Serwis Engadget poinformował, że gama modeli grillów amerykańskiego producenta, poszerzyła się. Nic w tym zaskakującego, ot, jedna z wielu ciekawostek, jakie dziś będzie można przeczytać. Zaskoczyło mnie jednak jedno ze zdań w tym newsie:

The company has been giving backyard cooks the ability to smoke, grill, sear and more for a while now, but much of its lineup was missing a modern standard feature: WiFi.

Grill Pit Boss ma łączność WiFi
Grill Pit Boss ma łączność WiFi | fot. pitboss-grills.com

Tak, dobrze czytacie: „much of its lineup was missing a modern standard feature: WiFi”. Po drugiej stronie Atlantyku WiFi w grillu to już standard. Owszem, nowoczesny, ale standard. Byłem nieco zdziwiony, bo wydawało mi się, że to raczej ciekawostka.
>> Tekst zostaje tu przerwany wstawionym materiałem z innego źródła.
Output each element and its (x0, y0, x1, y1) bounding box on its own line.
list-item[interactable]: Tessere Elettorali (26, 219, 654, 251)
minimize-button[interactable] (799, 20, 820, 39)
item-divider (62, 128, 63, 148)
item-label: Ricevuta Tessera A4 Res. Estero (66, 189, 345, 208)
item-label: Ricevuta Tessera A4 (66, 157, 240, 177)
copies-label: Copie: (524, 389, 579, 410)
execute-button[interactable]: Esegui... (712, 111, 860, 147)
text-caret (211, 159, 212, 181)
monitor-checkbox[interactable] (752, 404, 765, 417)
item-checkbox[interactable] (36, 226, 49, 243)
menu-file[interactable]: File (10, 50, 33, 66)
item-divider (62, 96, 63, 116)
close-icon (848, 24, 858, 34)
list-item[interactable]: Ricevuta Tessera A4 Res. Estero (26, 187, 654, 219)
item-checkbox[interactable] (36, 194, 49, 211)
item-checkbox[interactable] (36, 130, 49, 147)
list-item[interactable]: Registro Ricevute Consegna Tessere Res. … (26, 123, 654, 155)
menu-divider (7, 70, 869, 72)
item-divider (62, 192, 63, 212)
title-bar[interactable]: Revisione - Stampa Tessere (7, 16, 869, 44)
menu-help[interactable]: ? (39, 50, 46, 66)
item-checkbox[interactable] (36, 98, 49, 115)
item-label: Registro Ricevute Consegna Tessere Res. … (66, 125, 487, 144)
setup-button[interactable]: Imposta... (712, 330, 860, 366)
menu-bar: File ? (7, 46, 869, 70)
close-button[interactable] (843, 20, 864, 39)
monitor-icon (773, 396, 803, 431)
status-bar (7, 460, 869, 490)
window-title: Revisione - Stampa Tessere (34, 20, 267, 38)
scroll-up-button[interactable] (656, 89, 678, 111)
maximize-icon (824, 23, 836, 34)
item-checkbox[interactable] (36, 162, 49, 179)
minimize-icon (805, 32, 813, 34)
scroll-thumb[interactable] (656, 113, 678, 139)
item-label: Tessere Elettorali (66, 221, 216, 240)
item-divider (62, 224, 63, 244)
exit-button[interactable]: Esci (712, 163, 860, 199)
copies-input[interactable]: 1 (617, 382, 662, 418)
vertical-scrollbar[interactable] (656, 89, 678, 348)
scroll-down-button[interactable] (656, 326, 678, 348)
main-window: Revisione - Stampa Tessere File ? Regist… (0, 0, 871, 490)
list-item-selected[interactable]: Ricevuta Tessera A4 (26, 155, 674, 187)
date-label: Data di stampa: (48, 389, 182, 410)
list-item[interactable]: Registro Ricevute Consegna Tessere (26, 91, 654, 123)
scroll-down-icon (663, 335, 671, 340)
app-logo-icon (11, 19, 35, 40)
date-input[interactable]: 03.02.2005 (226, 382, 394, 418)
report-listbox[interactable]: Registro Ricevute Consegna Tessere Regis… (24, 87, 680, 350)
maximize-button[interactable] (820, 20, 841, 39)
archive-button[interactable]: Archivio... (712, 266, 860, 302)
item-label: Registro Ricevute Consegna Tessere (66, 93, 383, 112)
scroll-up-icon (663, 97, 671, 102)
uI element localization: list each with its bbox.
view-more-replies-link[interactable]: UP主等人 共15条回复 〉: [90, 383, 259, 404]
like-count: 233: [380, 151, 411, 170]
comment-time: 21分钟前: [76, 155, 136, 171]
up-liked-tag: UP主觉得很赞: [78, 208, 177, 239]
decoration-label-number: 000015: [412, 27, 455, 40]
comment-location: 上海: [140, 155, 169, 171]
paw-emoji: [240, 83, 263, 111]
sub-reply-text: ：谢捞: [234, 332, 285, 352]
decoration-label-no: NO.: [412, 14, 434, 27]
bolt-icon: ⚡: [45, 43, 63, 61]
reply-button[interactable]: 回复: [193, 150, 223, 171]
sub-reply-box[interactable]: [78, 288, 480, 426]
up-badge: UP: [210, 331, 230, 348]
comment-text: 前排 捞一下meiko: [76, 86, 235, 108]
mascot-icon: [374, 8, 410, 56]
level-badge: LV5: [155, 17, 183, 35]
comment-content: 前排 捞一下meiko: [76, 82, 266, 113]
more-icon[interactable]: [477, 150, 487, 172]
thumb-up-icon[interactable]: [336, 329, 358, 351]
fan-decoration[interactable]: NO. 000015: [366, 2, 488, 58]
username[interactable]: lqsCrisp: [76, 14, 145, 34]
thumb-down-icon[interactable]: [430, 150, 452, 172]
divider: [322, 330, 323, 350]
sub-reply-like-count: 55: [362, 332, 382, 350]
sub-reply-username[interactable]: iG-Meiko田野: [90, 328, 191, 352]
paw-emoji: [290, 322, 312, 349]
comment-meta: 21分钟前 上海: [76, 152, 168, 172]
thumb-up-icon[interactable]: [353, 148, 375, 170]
Sprawdziłem, czy podobne urządzenia można kupić w Polsce. Owszem są, ale to raczej trudno dostępna egzotyka. To też kolejny ze sprzętów, które kojarzą się z ogrodem, które w naszej szerokości geograficznej wciąż stanowią jedynie ciekawostkę.

Być jak Boss

Pit Boss, bo tak się nazywa firma produkująca grille z USA, wprowadziła dwa modele z bezprzewodowym sterowaniem. Co więc można kontrolować za pomocą aplikacji?

Chodzi o podstawy grillowania, czyli: regulowanie temperatury i monitorowanie przygotowywania potraw. Producent zachwala, że nawet w deszczowy dzień nie trzeba będzie zbyt często wychylać nosa na taras. Wbudowane w grill czujniki będą kontrolować podstawowe parametry.

Czy oto jednak chodzi w przyjemności grillowania? W mojej ocenie brak konieczności nieustannego kontrolowania procesu smażenia, jest zaprzeczeniem samej idei grillowania. Być może jest to jednak przejaw dostosowania się do współcześnie panujących trendów.

Chęć dostosowania się do trendów widać w innych funkcjach samej aplikacji. Przez ten pryzmat trochę pojmuję wizję grillowania z kanapy. Aplikacja to swego rodzaju hub społecznościowy i możliwość zachęcenia innych do kupowania sprzętów i akcesoriów od Pit Boss.

Szczegóły i szczególiki

Wspomniany wcześniej serwis opisuje kilkanaście dodatkowych udogodnień zastosowanych w najnowszych modelach firmy Pit Boss. Mowa o maksymalnej dostępnej powierzchni grillowania, o materiale, z którego wykonany jest ruszt, o możliwości kontrolowania zadymienia wewnątrz grilla, a także o pojemności pojemnika na pelet.

Grill Pit Boss i dwa nowe modele
Grill Pit Boss i dwa nowe modele | fot. pitboss-grills.com

Dla mnie istotną była jednak informacja, że producent unowocześnił swoje produkty, dodał bezprzewodową łączność, ale zachował konkurencyjną cenę, jaką charakteryzowały się poprzednie modele. To coś, co zdarza się coraz rzadziej, bo przeważnie jak ktoś dodaje do swoich produktów smart funkcje, jednocześnie podwyższa ich cenę.

Żeby stać się posiadaczem takiego grilla, trzeba liczyć się z wydatkiem minimum 499$ + ewentualne koszty przesyłki do Polski (urządzenia firmy są dostępne w Europie, ale w ograniczonym zakresie).